As pbzip2 is a command-line tool, you invoke it using the Terminal app, by typing something like this:

pbzip2 -v "path to the first file you want to compress" "path to the next file" ...

and pbzip happily goes off and (slowly) compresses the file for you. All fine and good, and you can just type the pbzip2 -v part and then drag files in from a folder window to enter the paths.

However, because I'm lazy and thus willing to spend many hours automating things to save myself a few seconds of drudgery, I started playing around in the default Bash shell that Terminal provides; it had been a while since I'd done more than trivial things in it and a refresher couldn't hurt.

The basic philosophy of Unix shell tools is "lots of little tools that do a small number of things well that you can hook up to do something complicated". You send the output of one tool into the next tool using a pipe, represented by the | character. Here's the command sequence I came up with:

find . \( -iname '*.aiff' -or -iname '*.aif' -or -iname '*.wav' -or \( -size +500000 -iname '*.mov' -not -iname '*ProRes*' -not -iname '*H264*' \) \) -print0 2> /dev/null | xargs -0 du -s | sort -n | cut -f 2 | while read line; do printf "%q " "$line" ; done ; echo

Here's what it does. The first part invokes the find command; this finds any file that ends in .aiff, .aif, .wav or .mov, with the added restriction that .mov files need to be at least 5GB long and have a name that doesn't include the strings ProRes or H264; this eliminates most if not all of the compressed video files. The -print0 command says to separate the output file paths with a nul character instead of a linefeed (needed so the next tool doesn't get confused by spaces in filenames), and the 2> /dev/null redirects any error messages to the great bit bucket in the sky.

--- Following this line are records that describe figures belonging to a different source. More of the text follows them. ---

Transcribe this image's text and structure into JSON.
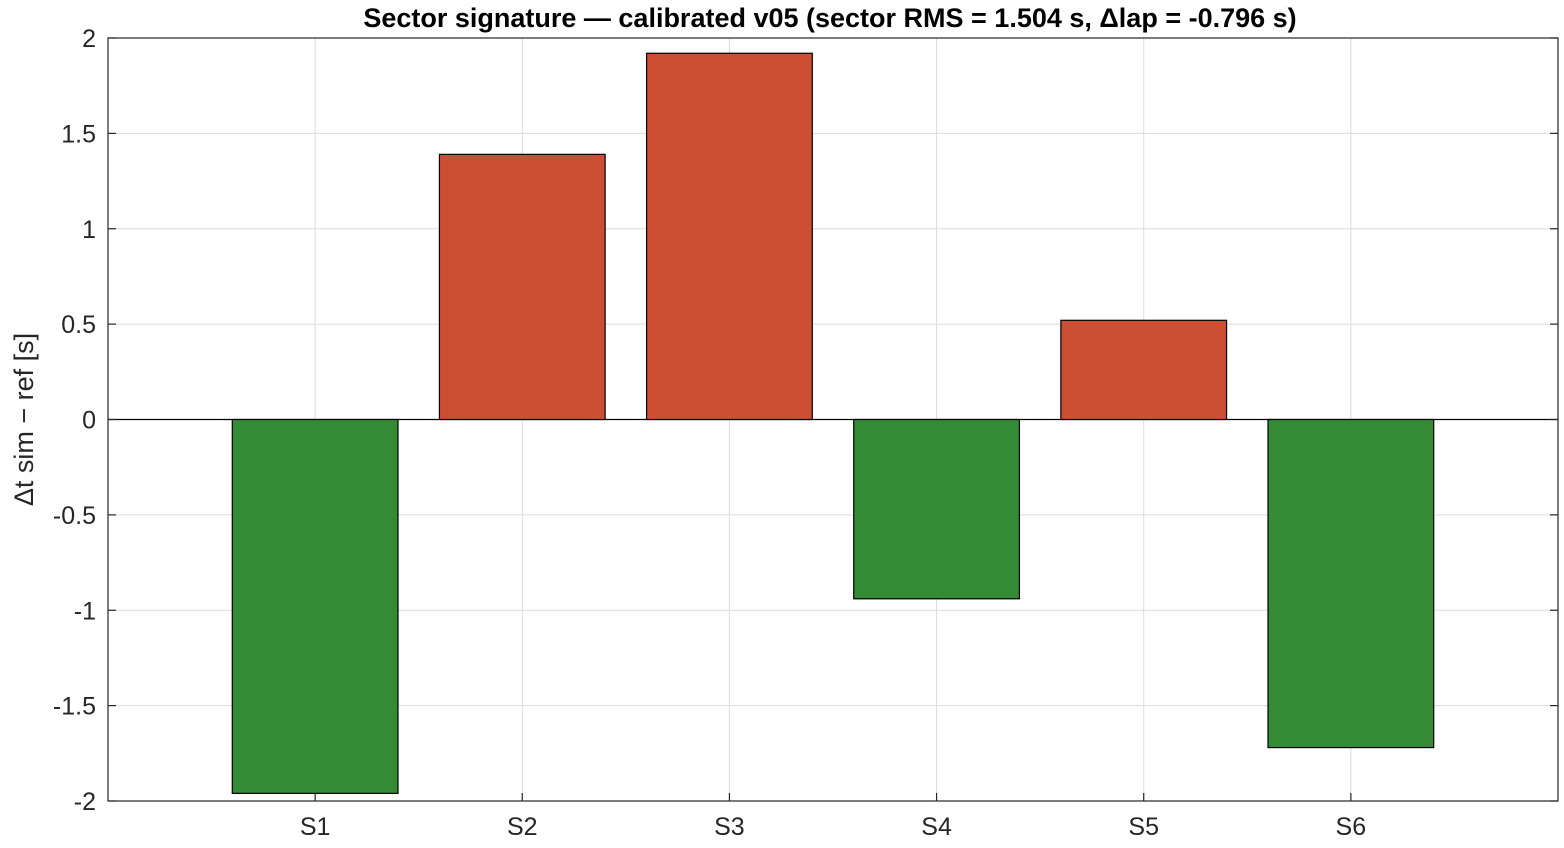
{
  "chart_data": {
    "type": "bar",
    "title": "Sector signature — calibrated v05 (sector RMS = 1.504 s, Δlap = -0.796 s)",
    "xlabel": "",
    "ylabel": "Δt sim − ref [s]",
    "categories": [
      "S1",
      "S2",
      "S3",
      "S4",
      "S5",
      "S6"
    ],
    "values": [
      -1.96,
      1.39,
      1.92,
      -0.94,
      0.52,
      -1.72
    ],
    "ylim": [
      -2,
      2
    ],
    "yticks": [
      -2,
      -1.5,
      -1,
      -0.5,
      0,
      0.5,
      1,
      1.5,
      2
    ],
    "ytick_labels": [
      "-2",
      "-1.5",
      "-1",
      "-0.5",
      "0",
      "0.5",
      "1",
      "1.5",
      "2"
    ],
    "grid": true,
    "colors": {
      "positive": "#cc4e33",
      "negative": "#348a35",
      "edge": "#000000",
      "grid": "#dcdcdc",
      "zero_line": "#000000"
    }
  }
}
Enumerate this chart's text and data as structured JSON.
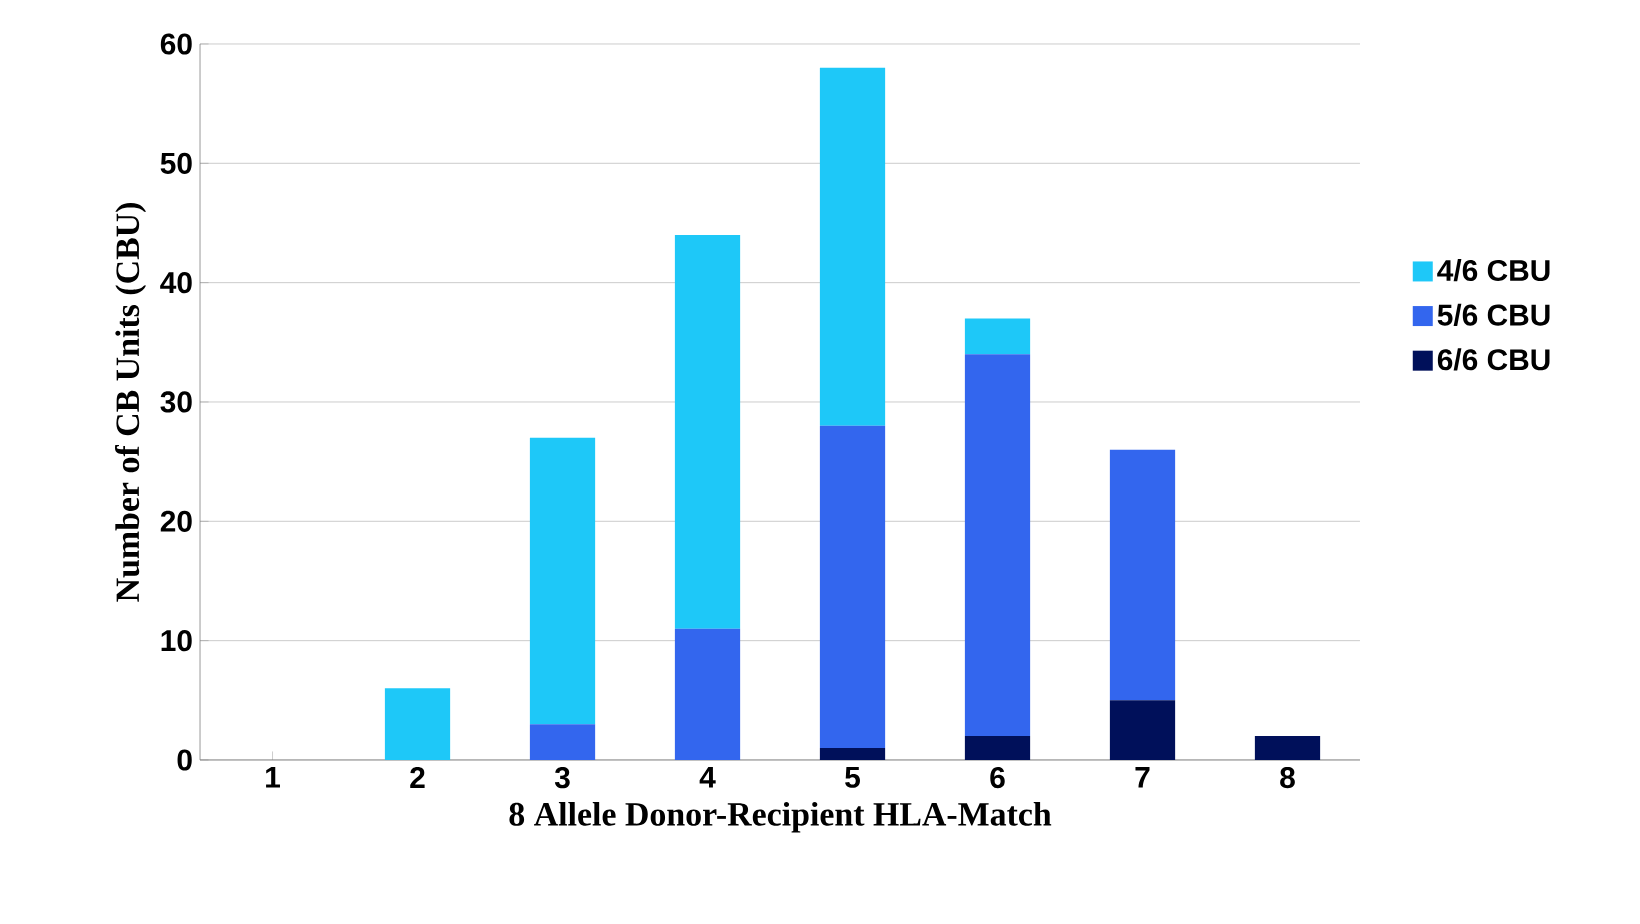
{
  "chart_data": {
    "type": "bar",
    "stacked": true,
    "xlabel": "8 Allele Donor-Recipient HLA-Match",
    "ylabel": "Number of CB Units (CBU)",
    "categories": [
      "1",
      "2",
      "3",
      "4",
      "5",
      "6",
      "7",
      "8"
    ],
    "series": [
      {
        "name": "6/6 CBU",
        "color": "#00105a",
        "values": [
          0,
          0,
          0,
          0,
          1,
          2,
          5,
          2
        ]
      },
      {
        "name": "5/6 CBU",
        "color": "#3366ee",
        "values": [
          0,
          0,
          3,
          11,
          27,
          32,
          21,
          0
        ]
      },
      {
        "name": "4/6 CBU",
        "color": "#1ec8f8",
        "values": [
          0,
          6,
          24,
          33,
          30,
          3,
          0,
          0
        ]
      }
    ],
    "ylim": [
      0,
      60
    ],
    "yticks": [
      0,
      10,
      20,
      30,
      40,
      50,
      60
    ],
    "grid": "y",
    "legend": "right"
  }
}
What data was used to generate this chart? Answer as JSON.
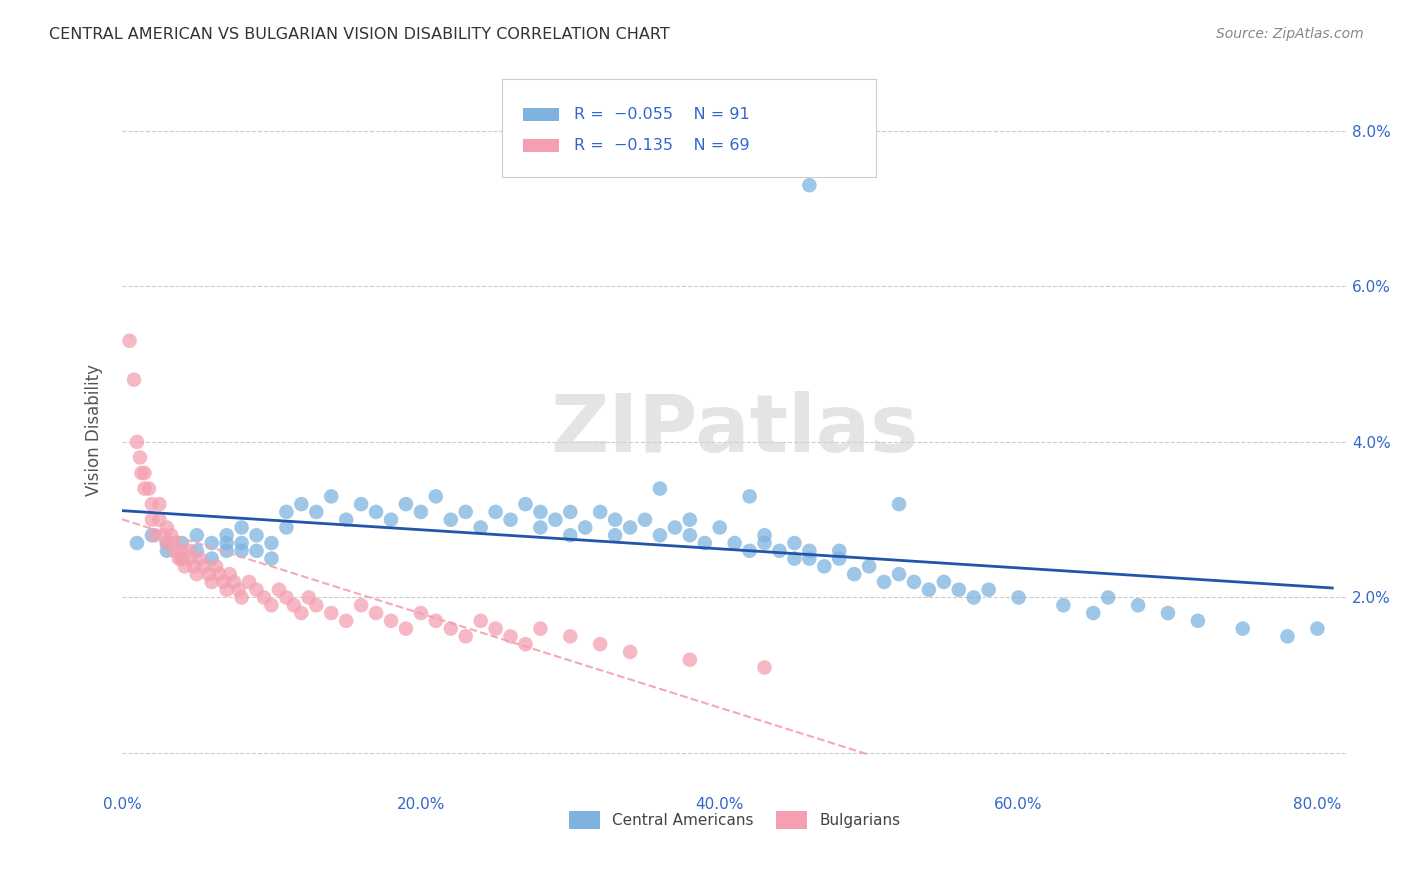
{
  "title": "CENTRAL AMERICAN VS BULGARIAN VISION DISABILITY CORRELATION CHART",
  "source": "Source: ZipAtlas.com",
  "ylabel": "Vision Disability",
  "xlim": [
    0.0,
    0.82
  ],
  "ylim": [
    -0.005,
    0.088
  ],
  "blue_color": "#7EB3E0",
  "pink_color": "#F4A0B0",
  "blue_line_color": "#2255AA",
  "pink_line_color": "#F4A0B0",
  "watermark": "ZIPatlas",
  "background_color": "#FFFFFF",
  "grid_color": "#CCCCCC",
  "title_color": "#333333",
  "axis_label_color": "#3366CC",
  "ca_x": [
    0.01,
    0.02,
    0.03,
    0.03,
    0.04,
    0.04,
    0.05,
    0.05,
    0.06,
    0.06,
    0.07,
    0.07,
    0.07,
    0.08,
    0.08,
    0.08,
    0.09,
    0.09,
    0.1,
    0.1,
    0.11,
    0.11,
    0.12,
    0.13,
    0.14,
    0.15,
    0.16,
    0.17,
    0.18,
    0.19,
    0.2,
    0.21,
    0.22,
    0.23,
    0.24,
    0.25,
    0.26,
    0.27,
    0.28,
    0.28,
    0.29,
    0.3,
    0.3,
    0.31,
    0.32,
    0.33,
    0.33,
    0.34,
    0.35,
    0.36,
    0.37,
    0.38,
    0.38,
    0.39,
    0.4,
    0.41,
    0.42,
    0.43,
    0.43,
    0.44,
    0.45,
    0.45,
    0.46,
    0.46,
    0.47,
    0.48,
    0.48,
    0.49,
    0.5,
    0.51,
    0.52,
    0.53,
    0.54,
    0.55,
    0.56,
    0.57,
    0.58,
    0.6,
    0.63,
    0.65,
    0.66,
    0.68,
    0.7,
    0.72,
    0.75,
    0.78,
    0.8,
    0.46,
    0.36,
    0.42,
    0.52
  ],
  "ca_y": [
    0.027,
    0.028,
    0.027,
    0.026,
    0.027,
    0.025,
    0.028,
    0.026,
    0.027,
    0.025,
    0.028,
    0.027,
    0.026,
    0.029,
    0.027,
    0.026,
    0.028,
    0.026,
    0.027,
    0.025,
    0.031,
    0.029,
    0.032,
    0.031,
    0.033,
    0.03,
    0.032,
    0.031,
    0.03,
    0.032,
    0.031,
    0.033,
    0.03,
    0.031,
    0.029,
    0.031,
    0.03,
    0.032,
    0.029,
    0.031,
    0.03,
    0.031,
    0.028,
    0.029,
    0.031,
    0.028,
    0.03,
    0.029,
    0.03,
    0.028,
    0.029,
    0.03,
    0.028,
    0.027,
    0.029,
    0.027,
    0.026,
    0.028,
    0.027,
    0.026,
    0.025,
    0.027,
    0.025,
    0.026,
    0.024,
    0.026,
    0.025,
    0.023,
    0.024,
    0.022,
    0.023,
    0.022,
    0.021,
    0.022,
    0.021,
    0.02,
    0.021,
    0.02,
    0.019,
    0.018,
    0.02,
    0.019,
    0.018,
    0.017,
    0.016,
    0.015,
    0.016,
    0.073,
    0.034,
    0.033,
    0.032
  ],
  "bg_x": [
    0.005,
    0.008,
    0.01,
    0.012,
    0.013,
    0.015,
    0.015,
    0.018,
    0.02,
    0.02,
    0.022,
    0.025,
    0.025,
    0.028,
    0.03,
    0.03,
    0.033,
    0.035,
    0.035,
    0.038,
    0.04,
    0.04,
    0.042,
    0.045,
    0.045,
    0.048,
    0.05,
    0.052,
    0.055,
    0.058,
    0.06,
    0.063,
    0.065,
    0.068,
    0.07,
    0.072,
    0.075,
    0.078,
    0.08,
    0.085,
    0.09,
    0.095,
    0.1,
    0.105,
    0.11,
    0.115,
    0.12,
    0.125,
    0.13,
    0.14,
    0.15,
    0.16,
    0.17,
    0.18,
    0.19,
    0.2,
    0.21,
    0.22,
    0.23,
    0.24,
    0.25,
    0.26,
    0.27,
    0.28,
    0.3,
    0.32,
    0.34,
    0.38,
    0.43
  ],
  "bg_y": [
    0.053,
    0.048,
    0.04,
    0.038,
    0.036,
    0.034,
    0.036,
    0.034,
    0.032,
    0.03,
    0.028,
    0.032,
    0.03,
    0.028,
    0.029,
    0.027,
    0.028,
    0.026,
    0.027,
    0.025,
    0.026,
    0.025,
    0.024,
    0.026,
    0.025,
    0.024,
    0.023,
    0.025,
    0.024,
    0.023,
    0.022,
    0.024,
    0.023,
    0.022,
    0.021,
    0.023,
    0.022,
    0.021,
    0.02,
    0.022,
    0.021,
    0.02,
    0.019,
    0.021,
    0.02,
    0.019,
    0.018,
    0.02,
    0.019,
    0.018,
    0.017,
    0.019,
    0.018,
    0.017,
    0.016,
    0.018,
    0.017,
    0.016,
    0.015,
    0.017,
    0.016,
    0.015,
    0.014,
    0.016,
    0.015,
    0.014,
    0.013,
    0.012,
    0.011
  ]
}
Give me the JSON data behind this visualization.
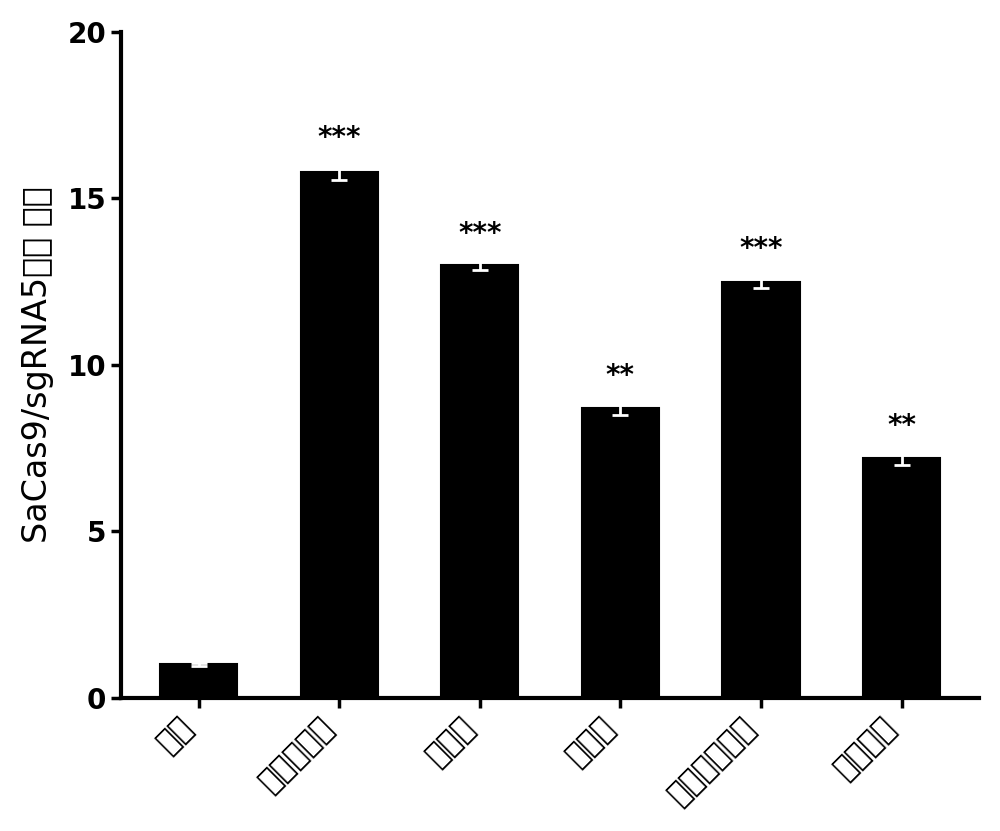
{
  "categories": [
    "对照",
    "腺相关病毒",
    "慢病毒",
    "腺病毒",
    "单纯疱疹病毒",
    "纳米材料"
  ],
  "values": [
    1.0,
    15.8,
    13.0,
    8.7,
    12.5,
    7.2
  ],
  "errors": [
    0.05,
    0.25,
    0.15,
    0.2,
    0.2,
    0.2
  ],
  "bar_color": "#000000",
  "error_color": "#000000",
  "significance": [
    "",
    "***",
    "***",
    "**",
    "***",
    "**"
  ],
  "ylabel_part1": "SaCas9/sgRNA5",
  "ylabel_part2": "相对",
  "ylabel_part3": " 活性",
  "ylim": [
    0,
    20
  ],
  "yticks": [
    0,
    5,
    10,
    15,
    20
  ],
  "background_color": "#ffffff",
  "bar_width": 0.55,
  "sig_fontsize": 20,
  "ylabel_fontsize": 24,
  "tick_fontsize": 20,
  "xtick_fontsize": 22
}
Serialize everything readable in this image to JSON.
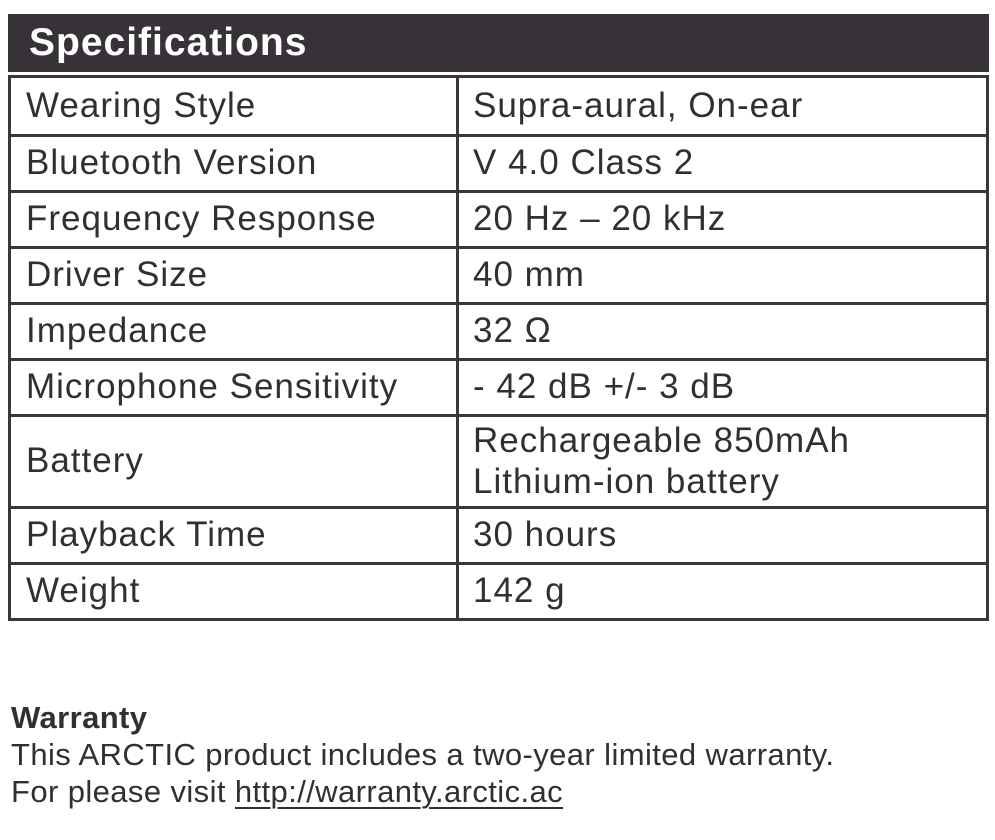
{
  "colors": {
    "header_bg": "#373237",
    "border": "#3a363a",
    "text": "#322e33"
  },
  "spec_table": {
    "title": "Specifications",
    "rows": [
      {
        "label": "Wearing Style",
        "value": "Supra-aural, On-ear"
      },
      {
        "label": "Bluetooth Version",
        "value": "V 4.0 Class 2"
      },
      {
        "label": "Frequency Response",
        "value": "20 Hz – 20 kHz"
      },
      {
        "label": "Driver Size",
        "value": "40 mm"
      },
      {
        "label": "Impedance",
        "value": "32 Ω"
      },
      {
        "label": "Microphone Sensitivity",
        "value": "- 42 dB +/- 3 dB"
      },
      {
        "label": "Battery",
        "value": "Rechargeable 850mAh Lithium-ion battery"
      },
      {
        "label": "Playback Time",
        "value": "30 hours"
      },
      {
        "label": "Weight",
        "value": "142 g"
      }
    ]
  },
  "warranty": {
    "heading": "Warranty",
    "line1": "This ARCTIC product includes a two-year limited warranty.",
    "line2_prefix": "For please visit ",
    "link_text": "http://warranty.arctic.ac"
  }
}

Each path gets processed by xargs, which is a tool that lets you run other tools on each line. The -0 means use nul as the line delimiter, and it runs du -s (disk usage) on the file paths.

The output of that is a set of lines, each containing the length of the file in disk blocks plus the path, separated by a tab. This gets piped into the sort tool, which is told to sort the lines by their numeric value by using the -n flag; I want them in this order so pbzip2 can compress the smallest files first, freeing up space for the larger ones; often an archive drive will be almost full when I start to compress it.

Next the cut tool is used to extract the second field, which gets us back our list of paths, now sorted smallest to largest.

Finally, I need to put all these paths on a single line, separated by spaces, and properly escaped (spaces changed to "\ ", for example). There is a printf (print formatted) tool for this, but the "%q" formatting code that does the escaping is not implemented in the MacOS version of printf (bitch moan bitch moan). However, printf is also implemented as a built-in command in the Bash shell, and that version does implement "%q", so a little inline shell script will do what I need - it reads each line, prints it out escaped with a space after it, and then echos a blank line. The final result is a single long line containing all the file paths, which admittedly looks like crap but I can just copy it, type in pbzip2 -v (or any other compression command) and paste it in. Actually, given how pbzip2 spawns multiple threads and can chew up a lot of your cpu resources, you probably want to do something like nice -5 pbzip2 -v to make it a bit more polite.

This won't work if the filename has really weird characters in it, like carriage returns, but that isn't a problem for me.

Let me end with a big shoutout to all the contributors to the many postings on stackoverflow that helped me find the right tools and combinations.

PS: I later stumbled upon this excellent comparison of various compression tools which includes an efficiency/time tradeoff chart. Of course, depending on what you are compressing, your mileage may vary!